Pour apprécier le premier film du comédien Kim Rossi Stuart, il faut d’abord se défaire d’un réflexe d’honnête homme : la méfiance naturelle que l’on éprouve face aux films de gosses, aux tire-larmes avec petits enfants malheureux, têtes blondes martyres, etc. -horrible sport. Pourtant, Libero, semble-t-il, n’est que ça : le point d’ancrage est Tommaso, un collégien de 11 ans, qui vit avec sa grande soeur et son père, caméraman, qui les élève seul. La mère, on apprend vite qu’elle a déserté le nid familial, plaquant tout le monde. Libero s’ouvre sur le récit de ces jours, entre le papa (Kim Rossi Stuart, himself) qui se débrouille comme il peut, responsabilisant au maximum ses mômes, et ceux-ci, tels qu’ils s’accommodent comme ils peuvent du célibat forcé de leur père. C’est difficile mais on s’en sort, et Kim Rossi Stuart, entreprenant volontiers une chanson de variété au volant de son auto, dans les rues de Rome, pousse d’un cran une ressemblance avec Nanni Moretti jusque là contenue dans le port commun d’une barbe remarquablement seyante. Jusqu’à ce moment, il n’a pas fait d’étincelles, mais il y a mis du coeur à l’ouvrage.

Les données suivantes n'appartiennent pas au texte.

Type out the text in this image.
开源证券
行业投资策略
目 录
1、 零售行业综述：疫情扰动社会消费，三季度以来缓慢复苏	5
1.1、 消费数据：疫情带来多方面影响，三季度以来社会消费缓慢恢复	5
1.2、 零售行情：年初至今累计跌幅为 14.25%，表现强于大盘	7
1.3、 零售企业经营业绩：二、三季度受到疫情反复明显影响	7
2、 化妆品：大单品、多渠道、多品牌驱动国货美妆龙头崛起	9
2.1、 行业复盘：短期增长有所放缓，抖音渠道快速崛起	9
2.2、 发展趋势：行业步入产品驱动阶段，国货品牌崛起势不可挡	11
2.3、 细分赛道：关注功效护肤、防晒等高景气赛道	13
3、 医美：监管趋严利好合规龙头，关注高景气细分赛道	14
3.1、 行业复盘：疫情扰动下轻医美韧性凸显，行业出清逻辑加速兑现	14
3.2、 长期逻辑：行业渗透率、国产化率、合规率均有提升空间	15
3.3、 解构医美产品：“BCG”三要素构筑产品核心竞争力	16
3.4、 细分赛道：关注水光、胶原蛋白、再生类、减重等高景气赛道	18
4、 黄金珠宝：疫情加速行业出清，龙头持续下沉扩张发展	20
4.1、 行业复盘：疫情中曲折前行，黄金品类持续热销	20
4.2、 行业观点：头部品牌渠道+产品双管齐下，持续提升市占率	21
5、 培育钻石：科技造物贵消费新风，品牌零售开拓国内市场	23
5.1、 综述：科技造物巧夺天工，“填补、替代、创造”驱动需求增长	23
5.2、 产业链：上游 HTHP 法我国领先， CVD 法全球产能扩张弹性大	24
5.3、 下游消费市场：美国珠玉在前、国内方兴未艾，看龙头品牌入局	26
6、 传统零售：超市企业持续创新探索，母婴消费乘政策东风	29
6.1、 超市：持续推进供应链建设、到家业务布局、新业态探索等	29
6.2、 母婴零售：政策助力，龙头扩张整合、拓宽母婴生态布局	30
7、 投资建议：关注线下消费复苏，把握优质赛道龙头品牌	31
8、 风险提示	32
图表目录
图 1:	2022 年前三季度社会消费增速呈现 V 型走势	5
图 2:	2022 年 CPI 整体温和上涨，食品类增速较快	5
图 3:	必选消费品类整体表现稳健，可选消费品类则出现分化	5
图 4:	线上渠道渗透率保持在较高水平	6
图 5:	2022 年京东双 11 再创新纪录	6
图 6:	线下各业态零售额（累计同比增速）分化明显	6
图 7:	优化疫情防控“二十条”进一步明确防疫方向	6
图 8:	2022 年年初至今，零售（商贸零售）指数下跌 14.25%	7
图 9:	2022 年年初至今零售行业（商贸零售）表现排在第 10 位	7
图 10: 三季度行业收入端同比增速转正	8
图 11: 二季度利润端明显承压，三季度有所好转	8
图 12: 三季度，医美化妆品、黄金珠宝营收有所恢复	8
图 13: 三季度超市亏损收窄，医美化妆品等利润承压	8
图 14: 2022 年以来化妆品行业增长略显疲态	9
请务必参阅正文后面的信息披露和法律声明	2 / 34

Puis, surprise, au bout de vingt minutes, la maman revient, et on peut enfin savoir ce que le film a dans le ventre. D’abord, une violente dispute : papa vire maman, la traitant de putain, maman pleure et s’accroche aux mollets de papa -et les enfants, s’ils ont reçu l’ordre de filer au lit, continuent d’assister à la scène, en larmes eux aussi. Ce qu’il a dans le ventre, le film, c’est la réactivation de plusieurs modèles, du néo-réalisme aux 400 coups. Et puis une générosité mélodramatique qui ne se double pas, c’est heureux, d’une imposante machinerie, encore moins d’une roublardise qui ferait croire ce qui n’a pas lieu d’être ou, au contraire, feindrait la neutralité pour mieux tacler par derrière.

Dans le « libero » du titre, c’est bien le poste de foot qui est désigné. Poste que le réalisateur entend assigner au film lui-même, contre la tentation de rester un film du milieu -exactement de la même manière que le père suggère son fils de préférer le poste de libero à celui de centrocampista (à quoi le fils répond « anche libero va bene », titre du film en v.o.). Rester un film du milieu, cela signifierait s’arc-bouter sur un contenu mélo (les gosses, la maman volage et instable, le père qui tient toute la famille au bout de ses nerfs aiguisés) et en rétribuer chaque morceau. Pratiquer la mélo-démocratie, un plan pour toi, un plan pour moi, une scène chacun -un commerce équitable des points de vue. Rester en défense, stoppeur, pour Kim Rossi Stuart, c’est plutôt déléguer tout le point de vue à l’un (le fils, Tommaso) et faire obstruction sur lui, comme on dit en foot. C’est-à-dire, ici, forcer le passage, surcharger ce point de vue en faisant du fils le témoin privilégié, ou maudit, de tout : témoin de l’expulsion de la mère, jetée sur le paillasson, témoin de l’irascibilité du père à plusieurs reprises, comme cette scène où il est forcé d’assister au scandale que son géniteur fait dans le bureau d’un type qui lui doit de l’argent. Si démocratie il y a, elle est contrainte, et la famille est sommée de se réunir au petit jour pour statuer sur le sort de la mauvaise mère (« on lui donne une dernière chance ? »).

La réussite de Libero tient là, dans cet ajustement forcé, malaisant, de tous les ingrédients du mélo-avec-des-gosses. Toujours frôler la vanité du téléfilm lacrymal, toujours se rattraper in extremis par cette injonction qui est faite à l’enfant d’excéder son rôle de relais entre le spectateur et la chronique familiale. A une musculature de mise en scène aussi huilée, tenue de bout en bout, ne manque en définitive que l’envers d’une qualité de fabrication, l’envers de la chronique du réalisme tel qu’il va mieux ici qu’ailleurs, revers un peu fou et plus terrifiant encore, dont le film ne détient pas la formule.